Campus Life

Mays Business School Professor Is Texas A&M’s Most-Cited On Google Scholar

Distinguished Professor of Marketing Leonard Berry says passion and persistence led to the metrics payoff.
By Ann Kellett, Texas A&M University Division of Marketing & Communications July 16, 2020

Leonard Berry portrait
Leonard Berry is the university’s most-cited faculty member on Google Scholar.

Texas A&M Mays Business School

The Texas A&M University faculty member most cited on Google Scholar is Mays Business School University Distinguished Professor of Marketing Leonard Berry.

Google Scholar lists Berry with 201,835 citations to date. He is followed by Michael Hitt, university distinguished professor emeritus from the Department of Management at Mays, with 110,295, and Othmane Bouhali, a physicist and director of research computing at Texas A&M University at Qatar, with 102,210. The average for Texas A&M’s 10 most-cited scholars on Google Scholar is 81,125.

About 5,500 scholars — faculty, doctoral students and post-doctoral students at the College Station campus and branch campuses in Galveston and Qatar — have at least one citation on Google Scholar.

Berry said he learned of the ranking when his department head made the announcement during a meeting.

“I was surprised,” Berry said. “I have served on committees for the most prestigious awards at Texas A&M, and always came away filled with awe at what the nominees had accomplished. I was sure it couldn’t be true.”

Berry is a regents professor and holds the M.B. Zale Chair in Retailing and Marketing Leadership. He also is a presidential professor for teaching excellence at Texas A&M and a senior fellow of the Institute for Healthcare Improvement in Boston, where he studies ways services for cancer patients and their families could be improved.

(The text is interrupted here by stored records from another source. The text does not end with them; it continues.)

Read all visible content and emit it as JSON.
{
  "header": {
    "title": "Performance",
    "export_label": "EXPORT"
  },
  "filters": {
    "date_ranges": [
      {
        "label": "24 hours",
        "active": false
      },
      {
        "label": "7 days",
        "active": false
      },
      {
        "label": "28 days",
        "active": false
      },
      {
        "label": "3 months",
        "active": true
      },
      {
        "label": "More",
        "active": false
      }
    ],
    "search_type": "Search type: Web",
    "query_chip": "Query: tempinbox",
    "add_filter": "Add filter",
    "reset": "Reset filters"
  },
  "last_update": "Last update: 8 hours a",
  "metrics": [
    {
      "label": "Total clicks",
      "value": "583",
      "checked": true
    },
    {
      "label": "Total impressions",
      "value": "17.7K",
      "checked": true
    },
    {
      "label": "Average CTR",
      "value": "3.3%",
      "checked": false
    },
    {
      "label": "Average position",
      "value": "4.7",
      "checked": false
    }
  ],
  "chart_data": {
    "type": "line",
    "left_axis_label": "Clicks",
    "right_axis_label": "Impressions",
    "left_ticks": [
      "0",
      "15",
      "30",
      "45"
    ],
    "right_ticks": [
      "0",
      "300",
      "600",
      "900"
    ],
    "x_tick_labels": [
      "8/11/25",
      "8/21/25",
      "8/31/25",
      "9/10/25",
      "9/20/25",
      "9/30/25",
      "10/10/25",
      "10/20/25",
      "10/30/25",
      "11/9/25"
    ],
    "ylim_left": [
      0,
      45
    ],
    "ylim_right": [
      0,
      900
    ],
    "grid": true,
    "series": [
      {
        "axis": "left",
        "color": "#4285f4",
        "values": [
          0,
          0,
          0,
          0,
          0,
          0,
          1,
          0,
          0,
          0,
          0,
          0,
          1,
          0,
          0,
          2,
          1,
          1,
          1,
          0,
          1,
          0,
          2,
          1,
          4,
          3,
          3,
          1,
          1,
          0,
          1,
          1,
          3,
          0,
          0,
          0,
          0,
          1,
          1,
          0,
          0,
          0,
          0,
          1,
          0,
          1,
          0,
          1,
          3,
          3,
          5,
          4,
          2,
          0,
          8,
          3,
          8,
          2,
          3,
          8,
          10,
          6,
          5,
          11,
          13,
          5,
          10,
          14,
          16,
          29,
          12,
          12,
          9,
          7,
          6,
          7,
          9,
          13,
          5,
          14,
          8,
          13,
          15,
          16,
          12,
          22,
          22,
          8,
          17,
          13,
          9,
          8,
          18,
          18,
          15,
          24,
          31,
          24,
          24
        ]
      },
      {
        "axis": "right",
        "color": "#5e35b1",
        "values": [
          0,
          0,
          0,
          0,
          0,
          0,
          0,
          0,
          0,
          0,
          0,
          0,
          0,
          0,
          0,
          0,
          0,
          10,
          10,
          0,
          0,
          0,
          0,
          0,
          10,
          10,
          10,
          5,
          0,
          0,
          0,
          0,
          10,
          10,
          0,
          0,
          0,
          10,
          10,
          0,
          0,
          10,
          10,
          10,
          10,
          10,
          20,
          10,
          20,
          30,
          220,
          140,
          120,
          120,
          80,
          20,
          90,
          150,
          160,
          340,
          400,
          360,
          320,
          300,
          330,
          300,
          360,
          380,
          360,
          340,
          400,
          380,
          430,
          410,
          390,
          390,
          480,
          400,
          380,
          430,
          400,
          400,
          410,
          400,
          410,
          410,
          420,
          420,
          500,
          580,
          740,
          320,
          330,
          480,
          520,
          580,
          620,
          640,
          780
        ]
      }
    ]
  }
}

He is the author of 10 acclaimed scholarly books and is only the second person to receive all four major awards in the marketing profession.

Berry, who joined the Texas A&M faculty in 1982 as founder of the Center for Retailing Studies in the Mays Business School, for which he also served as director through 2000, is a pioneer in the field of services marketing.

“When I came to Texas A&M, my discipline did not distinguish between the marketing of goods and services,” Berry said. “Our team at Texas A&M was the first to conceptualize and measure service quality as part of a small handful of scholars around the world determined to create the new field of services marketing.”

Berry said support from his colleagues at Texas A&M was key to the team’s success.

“The work A. Parasuraman and Valarie Zeithaml and I conducted made us outliers, but that was okay,” Berry said. “The marketing faculty supported us as we helped launch this brand-new discipline. I’m not sure that would have been the case at other research universities.”

A sabbatical at the Mayo Clinic in 2001-02 led Berry to study ways to improve quality in the field of healthcare.

“Getting out of my comfort zone of studying commercial services gave me a new perspective on what patients really need,” he said. “I returned to Texas A&M fiercely determined to tackle those problems.”

Since then, Berry says his professional focus has been simple: “healthcare is a service we all need; let’s make it better.”

Berry says that in addition to support from colleagues at Texas A&M, his passion for working on big, real-world problems with experts in other fields contributed to his Google Scholar success.

“Publishing in peer-reviewed academic is hard work, so you might as well work on important problems,” he said. “We should be tackling all of society’s problems from all different scientific perspectives and areas of expertise. And if you’re lucky enough to be one of the first to study that problem in a new way, then your work will be cited.”

Berry also says he has sought to improve his writing skills throughout his many decades as a professor.

“People are more likely to read your work if it is well written,” he said. “That is a lesson I have shared with my co-authors, which include every single one of my doctoral students. I typically collaborate with physicians on articles for medical journals, and I have learned so much from these brilliant clinicians. My citation count is a tribute I share with my collaborators.”

Berry says that if he were just starting out in academia today, he still would focus on the basics of producing quality work in a high-impact area instead of chasing metrics.

“I would advise anyone that if they work hard to do something creative and new and useful, the metrics will follow,” he said. “That has been my guiding north star all along.”